Microsoft still sells wireless keyboards with XOR encryption, as was also pointed out by Samy since he bought the keyboard he used for his research a few weeks before at a local Best Buy store. So, unless people pay attention to what type of encryption the keyboard that they buy has, they can be vulnerable to these type of exploits. The fact that anyone with mediocre tech skills can develop a similar device for just $10 or less, is scary.

Microsoft released a statement today in response:

“Keyboards from multiple manufacturers are affected by this device. Where Microsoft keyboards are concerned, customers using our Bluetooth-enabled keyboards are protected from this type of attack. In addition, users of our 2.4GHz wireless keyboard designs from July 2011 onwards are also protected because these keyboards use Advance Encryption Standard (AES) technology.”

Going for a bluetooth or wired keyboard is still your best bet. You may have to consider whether that extra piece of wire is a price you want to pay for extra safety.

Have a great (malware-free) day!

  • Sam0077

    Thankfully more by luck than judgement have a MS 3000 wired keyboard – but also a wireless M$ mouse and heard these are a risk in a different field EF along with my modem which is WIFI with no off WIFI button when using only desktop with is hard wired anyway and protected – but exposed when turn on for rest of family to log on on their devices etc. Bit of a worry that too. Emisoft has excellent reputation.

  • ᅠᅠᅠ

    This is not really surprising, and wireless keyboards are definitely a prime target for hacking. Set yourself up in a reasonably populated office block or residential building, and hope for some credit card payments or webmail logins. With all the reports on supposedly highly secure systems having been hacked, nobody using wireless keyboards should feel safe, no matter how well the manufacturers claim the transmissions are being encrypted.

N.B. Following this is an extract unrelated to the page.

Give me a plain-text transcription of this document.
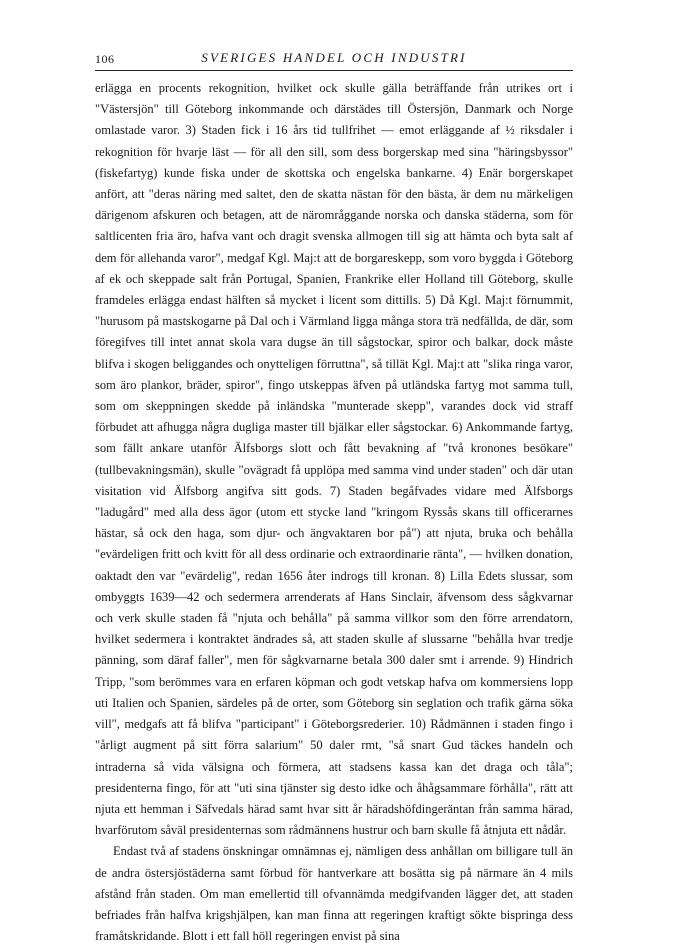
106	SVERIGES HANDEL OCH INDUSTRI

erlägga en procents rekognition, hvilket ock skulle gälla beträffande från utrikes ort i "Västersjön" till Göteborg inkommande och därstädes till Östersjön, Danmark och Norge omlastade varor. 3) Staden fick i 16 års tid tullfrihet — emot erläggande af ½ riksdaler i rekognition för hvarje läst — för all den sill, som dess borgerskap med sina "häringsbyssor" (fiskefartyg) kunde fiska under de skottska och engelska bankarne. 4) Enär borgerskapet anfört, att "deras näring med saltet, den de skatta nästan för den bästa, är dem nu märkeligen därigenom afskuren och betagen, att de närområggande norska och danska städerna, som för saltlicenten fria äro, hafva vant och dragit svenska allmogen till sig att hämta och byta salt af dem för allehanda varor", medgaf Kgl. Maj:t att de borgareskepp, som voro byggda i Göteborg af ek och skeppade salt från Portugal, Spanien, Frankrike eller Holland till Göteborg, skulle framdeles erlägga endast hälften så mycket i licent som dittills. 5) Då Kgl. Maj:t förnummit, "hurusom på mastskogarne på Dal och i Värmland ligga många stora trä nedfällda, de där, som föregifves till intet annat skola vara dugse än till sågstockar, spiror och balkar, dock måste blifva i skogen beliggandes och onytteligen förruttna", så tillät Kgl. Maj:t att "slika ringa varor, som äro plankor, bräder, spiror", fingo utskeppas äfven på utländska fartyg mot samma tull, som om skeppningen skedde på inländska "munterade skepp", varandes dock vid straff förbudet att afhugga några dugliga master till bjälkar eller sågstockar. 6) Ankommande fartyg, som fällt ankare utanför Älfsborgs slott och fått bevakning af "två kronones besökare" (tullbevakningsmän), skulle "ovägradt få upplöpa med samma vind under staden" och där utan visitation vid Älfsborg angifva sitt gods. 7) Staden begåfvades vidare med Älfsborgs "ladugård" med alla dess ägor (utom ett stycke land "kringom Ryssås skans till officerarnes hästar, så ock den haga, som djur- och ängvaktaren bor på") att njuta, bruka och behålla "evärdeligen fritt och kvitt för all dess ordinarie och extraordinarie ränta", — hvilken donation, oaktadt den var "evärdelig", redan 1656 åter indrogs till kronan. 8) Lilla Edets slussar, som ombyggts 1639—42 och sedermera arrenderats af Hans Sinclair, äfvensom dess sågkvarnar och verk skulle staden få "njuta och behålla" på samma villkor som den förre arrendatorn, hvilket sedermera i kontraktet ändrades så, att staden skulle af slussarne "behålla hvar tredje pänning, som däraf faller", men för sågkvarnarne betala 300 daler smt i arrende. 9) Hindrich Tripp, "som berömmes vara en erfaren köpman och godt vetskap hafva om kommersiens lopp uti Italien och Spanien, särdeles på de orter, som Göteborg sin seglation och trafik gärna söka vill", medgafs att få blifva "participant" i Göteborgsrederier. 10) Rådmännen i staden fingo i "årligt augment på sitt förra salarium" 50 daler rmt, "så snart Gud täckes handeln och intraderna så vida välsigna och förmera, att stadsens kassa kan det draga och tåla"; presidenterna fingo, för att "uti sina tjänster sig desto idke och åhågsammare förhålla", rätt att njuta ett hemman i Säfvedals härad samt hvar sitt år häradshöfdingeräntan från samma härad, hvarförutom såväl presidenternas som rådmännens hustrur och barn skulle få åtnjuta ett nådår.

Endast två af stadens önskningar omnämnas ej, nämligen dess anhållan om billigare tull än de andra östersjöstäderna samt förbud för hantverkare att bosätta sig på närmare än 4 mils afstånd från staden. Om man emellertid till ofvannämda medgifvanden lägger det, att staden befriades från halfva krigshjälpen, kan man finna att regeringen kraftigt sökte bispringa dess framåtskridande. Blott i ett fall höll regeringen envist på sina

    I kind of get the point of these keyboards for mobile devices or home entertainment systems. But they really don’t make the slightest bit of sense in a regular setting, i.e. on a desk. They’re not being moved around like a mouse is, so there is usually zero benefit to not having wires, while there are a lot of downsides: battery requirement, interference when several people use wireless input devices, signal strength problems (my wireless Logitech mouse doesn’t work through my 1-inch wooden table top, I had to move the receiver to the front USB ports), and of course the mentioned security issues. Which is why I don’t get why manufacturers almost only push the wireless keyboards anymore. Simply because of the higher profit margin?

    I’d never buy a wireless keyboard, even though it gets increasingly hard to find wired ones with at least the slightest convenience features (I like having a few media keys to at least play and pause my background music player). I mostly go for OEM keyboards now, which are not meant for sale to end customers, but PC manufacturers and such. Apparently at least the professional buyers still have some sense.

  • David

    What is the maximum range of devices such as this.